Proof: Transfinite induction. Either \(x\) is not in the span of \(\{y: y < x\}\), and thus \(x\) is actually in this set and thus certainly in the span. Else, we can find \(y_1, \ldots, y_n < x\) such that \(x\) is in their span. But by induction assumption, each of these is in the span of \(\{y \in B: y < x\}\), and thus so is \(X\).
QED
To some extent this is just the normal proof in disguise, but I thought it was cute. I highly doubt it’s in any way original to me, but I hadn’t seen it before.
This made me wonder what other things you could prove this way. I’ve rarely seen the well ordering theorem used as a direct proof method except when you want to make some careful argument about cardinalities (e.g. one way the Continuum Hypothesis is often used is to put a well-ordering on \(\mathbb{R}\) such that all the initial segments are countable).

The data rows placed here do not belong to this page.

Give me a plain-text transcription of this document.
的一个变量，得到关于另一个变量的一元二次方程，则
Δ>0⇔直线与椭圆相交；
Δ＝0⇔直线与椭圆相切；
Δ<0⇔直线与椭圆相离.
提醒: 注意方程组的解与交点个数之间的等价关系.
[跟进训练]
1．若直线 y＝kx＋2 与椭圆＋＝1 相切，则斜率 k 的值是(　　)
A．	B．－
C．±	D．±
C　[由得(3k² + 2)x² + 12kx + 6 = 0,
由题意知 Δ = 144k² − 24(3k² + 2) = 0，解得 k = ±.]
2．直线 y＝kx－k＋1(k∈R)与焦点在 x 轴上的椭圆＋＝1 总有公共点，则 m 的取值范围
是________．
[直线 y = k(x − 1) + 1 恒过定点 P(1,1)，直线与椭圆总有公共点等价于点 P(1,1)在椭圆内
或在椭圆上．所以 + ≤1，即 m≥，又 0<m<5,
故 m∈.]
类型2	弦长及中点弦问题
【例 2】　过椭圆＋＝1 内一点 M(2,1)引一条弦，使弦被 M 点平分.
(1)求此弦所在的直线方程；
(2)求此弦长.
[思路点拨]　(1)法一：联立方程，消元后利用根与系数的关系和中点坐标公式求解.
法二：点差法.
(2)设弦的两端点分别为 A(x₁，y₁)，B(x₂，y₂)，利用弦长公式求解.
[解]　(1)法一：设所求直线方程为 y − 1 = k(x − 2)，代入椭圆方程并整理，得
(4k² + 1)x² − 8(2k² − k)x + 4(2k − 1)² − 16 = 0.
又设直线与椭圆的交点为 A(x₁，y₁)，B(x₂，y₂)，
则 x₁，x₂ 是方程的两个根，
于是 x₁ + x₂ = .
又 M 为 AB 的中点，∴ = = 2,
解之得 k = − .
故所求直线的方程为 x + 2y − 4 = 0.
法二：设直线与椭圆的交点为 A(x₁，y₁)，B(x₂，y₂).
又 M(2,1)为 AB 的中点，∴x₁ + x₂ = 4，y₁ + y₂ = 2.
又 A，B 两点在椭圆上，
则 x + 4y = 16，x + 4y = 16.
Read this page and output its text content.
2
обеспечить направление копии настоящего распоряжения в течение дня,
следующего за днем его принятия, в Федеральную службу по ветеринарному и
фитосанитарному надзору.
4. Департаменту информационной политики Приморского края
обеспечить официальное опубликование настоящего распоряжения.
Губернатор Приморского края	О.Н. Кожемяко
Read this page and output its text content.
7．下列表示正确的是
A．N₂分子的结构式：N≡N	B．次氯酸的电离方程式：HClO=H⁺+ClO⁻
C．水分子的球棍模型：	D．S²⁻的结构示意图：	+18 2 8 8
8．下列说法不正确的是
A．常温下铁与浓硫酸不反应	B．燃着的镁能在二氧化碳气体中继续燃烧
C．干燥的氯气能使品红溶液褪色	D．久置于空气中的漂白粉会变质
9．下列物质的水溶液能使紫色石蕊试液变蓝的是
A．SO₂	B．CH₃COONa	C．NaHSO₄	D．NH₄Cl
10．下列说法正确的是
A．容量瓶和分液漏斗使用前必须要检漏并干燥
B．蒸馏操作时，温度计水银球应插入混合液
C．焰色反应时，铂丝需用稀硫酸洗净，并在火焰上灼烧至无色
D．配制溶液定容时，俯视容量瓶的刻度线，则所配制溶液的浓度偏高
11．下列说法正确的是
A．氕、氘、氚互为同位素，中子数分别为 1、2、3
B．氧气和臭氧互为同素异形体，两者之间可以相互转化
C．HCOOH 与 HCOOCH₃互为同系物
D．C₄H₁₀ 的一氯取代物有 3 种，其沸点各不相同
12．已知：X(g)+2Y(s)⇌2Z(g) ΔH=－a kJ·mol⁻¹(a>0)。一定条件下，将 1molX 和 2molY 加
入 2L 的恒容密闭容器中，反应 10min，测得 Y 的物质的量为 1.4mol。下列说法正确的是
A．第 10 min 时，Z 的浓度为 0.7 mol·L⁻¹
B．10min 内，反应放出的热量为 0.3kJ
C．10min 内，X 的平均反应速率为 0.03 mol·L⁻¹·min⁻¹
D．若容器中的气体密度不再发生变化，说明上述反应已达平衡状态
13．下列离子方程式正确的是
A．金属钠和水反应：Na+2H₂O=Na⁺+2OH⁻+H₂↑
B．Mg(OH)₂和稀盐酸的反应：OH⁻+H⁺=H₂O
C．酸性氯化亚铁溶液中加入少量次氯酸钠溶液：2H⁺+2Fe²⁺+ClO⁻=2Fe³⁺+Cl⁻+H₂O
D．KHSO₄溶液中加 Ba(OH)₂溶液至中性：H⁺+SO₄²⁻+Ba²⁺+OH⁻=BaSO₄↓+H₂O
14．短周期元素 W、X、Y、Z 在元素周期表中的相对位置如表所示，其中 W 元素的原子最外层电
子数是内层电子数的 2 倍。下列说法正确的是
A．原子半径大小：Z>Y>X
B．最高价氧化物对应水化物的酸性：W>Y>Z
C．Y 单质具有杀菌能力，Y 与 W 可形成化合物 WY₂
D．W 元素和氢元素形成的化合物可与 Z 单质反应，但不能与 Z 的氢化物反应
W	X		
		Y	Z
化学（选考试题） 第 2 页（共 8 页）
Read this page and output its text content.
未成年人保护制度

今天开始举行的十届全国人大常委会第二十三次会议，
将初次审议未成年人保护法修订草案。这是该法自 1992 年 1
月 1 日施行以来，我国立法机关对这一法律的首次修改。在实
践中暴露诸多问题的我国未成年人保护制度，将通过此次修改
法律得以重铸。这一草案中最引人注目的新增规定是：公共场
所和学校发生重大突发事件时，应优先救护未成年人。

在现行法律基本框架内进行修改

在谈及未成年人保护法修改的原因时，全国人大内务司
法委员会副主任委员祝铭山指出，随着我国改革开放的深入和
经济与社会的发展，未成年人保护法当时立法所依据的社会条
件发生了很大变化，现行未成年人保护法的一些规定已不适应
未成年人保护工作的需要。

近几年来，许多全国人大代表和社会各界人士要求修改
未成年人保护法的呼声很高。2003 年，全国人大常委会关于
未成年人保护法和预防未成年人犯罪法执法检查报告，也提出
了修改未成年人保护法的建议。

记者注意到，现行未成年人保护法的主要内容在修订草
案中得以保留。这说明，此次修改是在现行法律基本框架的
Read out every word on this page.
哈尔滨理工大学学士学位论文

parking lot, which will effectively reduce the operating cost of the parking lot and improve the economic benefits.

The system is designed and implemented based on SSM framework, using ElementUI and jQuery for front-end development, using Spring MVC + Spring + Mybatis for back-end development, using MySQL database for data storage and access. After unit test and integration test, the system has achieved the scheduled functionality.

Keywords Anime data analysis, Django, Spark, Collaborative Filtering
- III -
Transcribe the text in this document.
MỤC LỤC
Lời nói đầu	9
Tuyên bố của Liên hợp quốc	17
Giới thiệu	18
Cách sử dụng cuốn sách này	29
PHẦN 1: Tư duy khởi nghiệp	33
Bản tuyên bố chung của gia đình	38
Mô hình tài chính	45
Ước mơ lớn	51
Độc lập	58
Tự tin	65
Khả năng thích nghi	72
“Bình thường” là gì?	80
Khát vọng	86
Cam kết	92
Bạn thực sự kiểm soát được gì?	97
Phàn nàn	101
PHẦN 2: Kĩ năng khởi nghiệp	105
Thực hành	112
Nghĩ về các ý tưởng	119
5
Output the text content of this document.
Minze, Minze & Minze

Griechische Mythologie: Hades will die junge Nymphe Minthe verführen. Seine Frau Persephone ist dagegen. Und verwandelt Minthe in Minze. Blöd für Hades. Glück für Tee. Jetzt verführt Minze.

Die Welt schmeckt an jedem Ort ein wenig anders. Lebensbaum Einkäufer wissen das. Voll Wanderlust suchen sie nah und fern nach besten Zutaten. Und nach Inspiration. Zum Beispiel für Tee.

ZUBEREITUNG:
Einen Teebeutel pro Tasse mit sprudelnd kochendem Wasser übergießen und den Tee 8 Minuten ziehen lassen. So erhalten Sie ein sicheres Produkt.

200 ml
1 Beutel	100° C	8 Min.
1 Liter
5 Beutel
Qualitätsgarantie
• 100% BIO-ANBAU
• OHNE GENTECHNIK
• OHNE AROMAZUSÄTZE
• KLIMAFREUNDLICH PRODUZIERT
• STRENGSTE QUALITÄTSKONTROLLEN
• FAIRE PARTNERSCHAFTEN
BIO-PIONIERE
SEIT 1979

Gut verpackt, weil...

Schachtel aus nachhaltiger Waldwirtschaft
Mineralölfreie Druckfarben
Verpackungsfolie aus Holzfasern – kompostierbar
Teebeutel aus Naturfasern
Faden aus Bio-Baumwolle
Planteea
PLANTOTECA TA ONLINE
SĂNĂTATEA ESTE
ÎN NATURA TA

For starters, the above proof can relatively easily be turned into a proof of the Teichmüller–Tukey lemma using essentially the same construction:
Let \(X\) be some set, and let \(L \subseteq \mathcal{P}(X)\) be some family of sets of finite character. Define the function \(f : X \to \{0, 1\}\) as follows:
Let \(T = \{y < x: f(y) = 1\}\).
Let \(f(x) = 1\) if \(T \cup \{x\} \in L\), else \(f(x) = 0\).
Claim: \(S = \{x : f(x) = 1\}\) is a maximal element of \(L\).
Proof: First we show that it’s in \(L\). If not, there is some finite subset \(x_1 < \ldots \x_n \in S\) such that \(\{x_1, \ldots, x_n\} \not\in L\). But then \(f(x_n) = 1\), so with \(T\) as in our definition of \(f\), \(T \cup \{x_n\} \in L\). Thus every finite subset of this is in \(L\), and in particular \(\{x_1, \ldots, x_n\} \in L\), contradicting our assumption.
Now we show it’s maximal: Suppose \(S \cup \{x\} \in L\). Then we must have \(f(x) = 1\), because \(T \cup \{x\} \subseteq S \cup \{x\}\), and families of sets of finite character are closed under taking subsets. Thus \(x \in S\).
QED
Slightly further adaptation allows us to prove Zorn’s lemma itself via this construction, and I think it actually is a slightly nicer proof than the one I presented before:
Let \(T\) be some partially ordered set with relation \(\prec\) such that every chain in \(T\) has an upper bound.
Let \(<\) be a well-order on \(T\) (not necessarily compatible with \(\prec\)\).
Define \(f : T \to \{0, 1\}\) as \(f(x) = 1\) if \(y \prec x\) for every \(y < x\) such that \(f(y) = 1\), else \(f(x) = 0\).
Let \(C = \{x: f(x) = 1\}\).
Claim: \(C\) is a chain for \(\prec\).
Proof: Let \(x, y \in C\) with \(x \neq y\). By reordering if necessary we can assume \(x < y\). Then by construction of \(f\), we must have \(x \prec y\).
Thus, by assumption, there is some upper bound for \(C\), call it \(s\).
Claim: \(s\) is maximal.
Proof: We will show that \(s \in C\). This proves that \(s\) is maximal because if there were another element \(t > s\), this would also be an upper bound, which would mean it will also have to be in \(C\), which contradicts that \(s\) is an upper bound for \(C\).
To show that \(s\) is in \(C\): We must have \(f(s) = 1\), because \(\{y : y < x, f(y) = 1 \} \subseteq C\}\), \(y \preceq s\) for all \(y \in C\), and \(y \neq s\) for \(y < s\). These are the conditions in our definition of \(f\), so \(f(s) = 1\) and thus \(s \in C\).
QED
Side note 1: Note that all we’ve really done in the above proof is inlined a proof of the Hausdorff maximal principle. This follows fairly straightforwardly from the Teichmüller–Tukey lemma, so having its own proof by this mechanism is not actually super useful.
Side note 2: You may have only seen the well-ordering theorem proven using Zorn’s lemma so this may seem circular, but you can prove it directly from Hartog’s lemma (which does not require the axiom of choice) as follows:
Let \(X\) be some set, and let \(c\) be a choice function for subsets of \(X\). Let \(W\) be some well ordered set that does not inject into \(X\). Define \(f : W \to X \cup \{\infty\}\) as:
If \(X \subseteq \{ f(s) : s < t \}\) then \(f(t) = \infty\). Else, \(f(t) = c(X \setminus \{ f(s) : s < t \})\).
This must eventually hit \(\infty\) as otherwise it would be injective. Restricted to \(\{t: f(t) \neq \infty\}\), f gives a bijection between \(X\) and a well-ordered set, so you can use this to define a well-ordering on \(X\).
QED
Is this style of proof really any better than the alternatives? I don’t know. You probably still want to use Zorn’s lemma and similar most of the time anyway. I like these proofs though, and they seem like a slightly less messy way to get a feel for transfinite induction.